Who Made George W. Bush Our King?
He Can Designate Any of Us an Enemy Combatant
July 25th, 2003 6:00 PM
Courts have no higher duty than protection of the individual freedoms guaranteed by our Constitution. This is especially true in time of war, when our carefully crafted system of checks and balances must accommodate the vital needs of national security while guarding the liberties the Constitution promises all citizens. —Fourth Circuit Court of Appeals judge Diana Gribbon Motz, dissenting, Hamdi v. Rumsfeld, July 9
Some of the most glorious illuminations of the Bill of Rights in American history have been contained in Supreme Court dissents by, among others, Louis Brandeis, William Brennan, Hugo Black, and Thurgood Marshall.
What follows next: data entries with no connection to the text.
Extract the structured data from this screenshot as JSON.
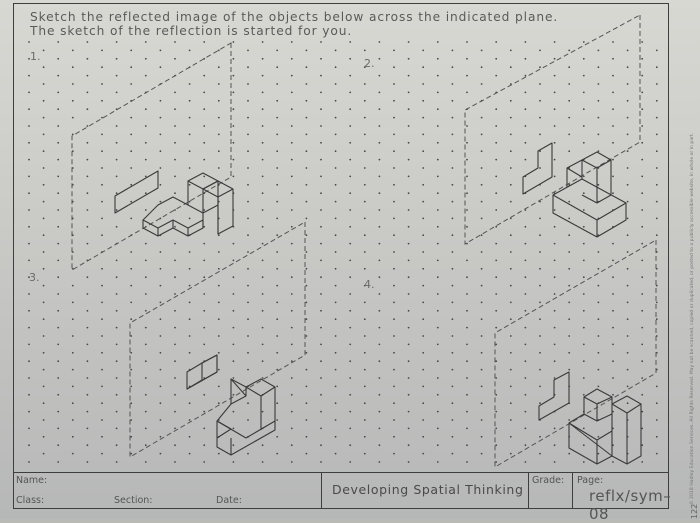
{
  "worksheet": {
    "instructions": [
      "Sketch the reflected image of the objects below across the indicated plane.",
      "The sketch of the reflection is started for you."
    ],
    "problems": [
      {
        "label": "1."
      },
      {
        "label": "2."
      },
      {
        "label": "3."
      },
      {
        "label": "4."
      }
    ]
  },
  "title_block": {
    "name_label": "Name:",
    "class_label": "Class:",
    "section_label": "Section:",
    "date_label": "Date:",
    "course_title": "Developing Spatial Thinking",
    "grade_label": "Grade:",
    "page_label": "Page:",
    "page_code": "reflx/sym–08"
  },
  "side_margin": {
    "copyright": "© 2018 Hadley Education Services. All Rights Reserved. May not be scanned, copied or duplicated, or posted to a publicly accessible website, in whole or in part.",
    "page_number": "122"
  },
  "colors": {
    "ink": "#3e3e3e",
    "paper": "#cfcfcb",
    "dots": "#4a4a4a"
  }
}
Equal to those was the stinging dissent by judge Diana Gribbon Motz when the Fourth Circuit Court of Appeals (8 to 4) gave George W. Bush a fearsome power that can be found nowhere in the Constitution—the sole authority to imprison an American citizen indefinitely without charges or access to a lawyer.
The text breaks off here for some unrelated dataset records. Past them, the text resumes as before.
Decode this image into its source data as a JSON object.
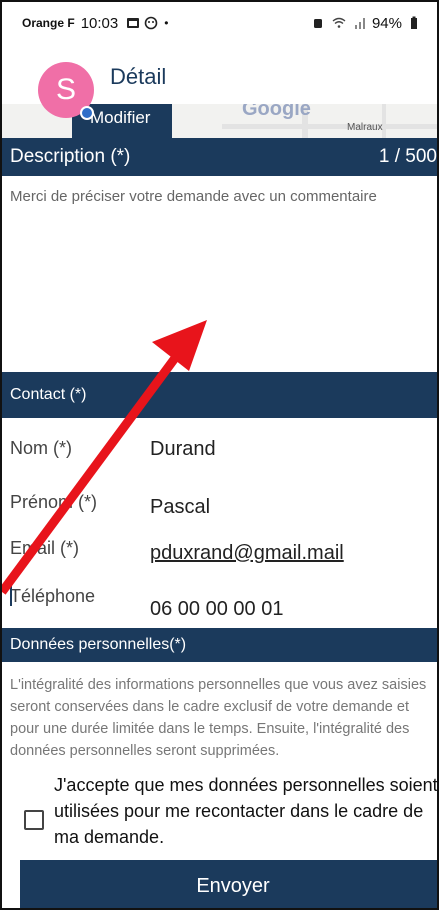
{
  "status_bar": {
    "carrier": "Orange F",
    "time": "10:03",
    "battery": "94%"
  },
  "header": {
    "title": "Détail",
    "avatar_letter": "S",
    "modify_label": "Modifier",
    "map_label": "Google",
    "map_small_label": "Malraux"
  },
  "description": {
    "label": "Description (*)",
    "counter": "1 / 500",
    "placeholder": "Merci de préciser votre demande avec un commentaire"
  },
  "contact": {
    "label": "Contact (*)",
    "fields": {
      "nom": {
        "label": "Nom (*)",
        "value": "Durand"
      },
      "prenom": {
        "label": "Prénom (*)",
        "value": "Pascal"
      },
      "email": {
        "label": "Email (*)",
        "value": "pduxrand@gmail.mail"
      },
      "telephone": {
        "label": "Téléphone",
        "value": "06 00 00 00 01"
      }
    }
  },
  "personal_data": {
    "label": "Données personnelles(*)",
    "text": "L'intégralité des informations personnelles que vous avez saisies seront conservées dans le cadre exclusif de votre demande et pour une durée limitée dans le temps. Ensuite, l'intégralité des données personnelles seront supprimées.",
    "consent_label": "J'accepte que mes données personnelles soient utilisées pour me recontacter dans le cadre de ma demande.",
    "consent_checked": false
  },
  "actions": {
    "send_label": "Envoyer"
  },
  "colors": {
    "primary": "#1b3a5c",
    "avatar": "#f06fa7",
    "annotation_arrow": "#e8141b"
  }
}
This case is now on appeal to the Supreme Court, which will determine whether this president—or his successors until the end of the war on terrorism—can subvert the Bill of Rights to the peril of all of us.
Judge Motz began her dissent—which got only a couple of lines in the brief coverage of the case in scattered media reporting—by stating plainly what the Bush administration has done to scuttle the Bill of Rights:
"For more than a year, a United States citizen, Yaser Esam Hamdi, has been labeled an enemy combatant and held in solitary confinement in a Norfolk, Virginia, naval brig. He has not been charged with a crime, let alone convicted of one. The Executive
will not state when, if ever, he will be released. Nor has the Executive allowed Hamdi to appear in court, consult with counsel, or communicate in any way with the outside world."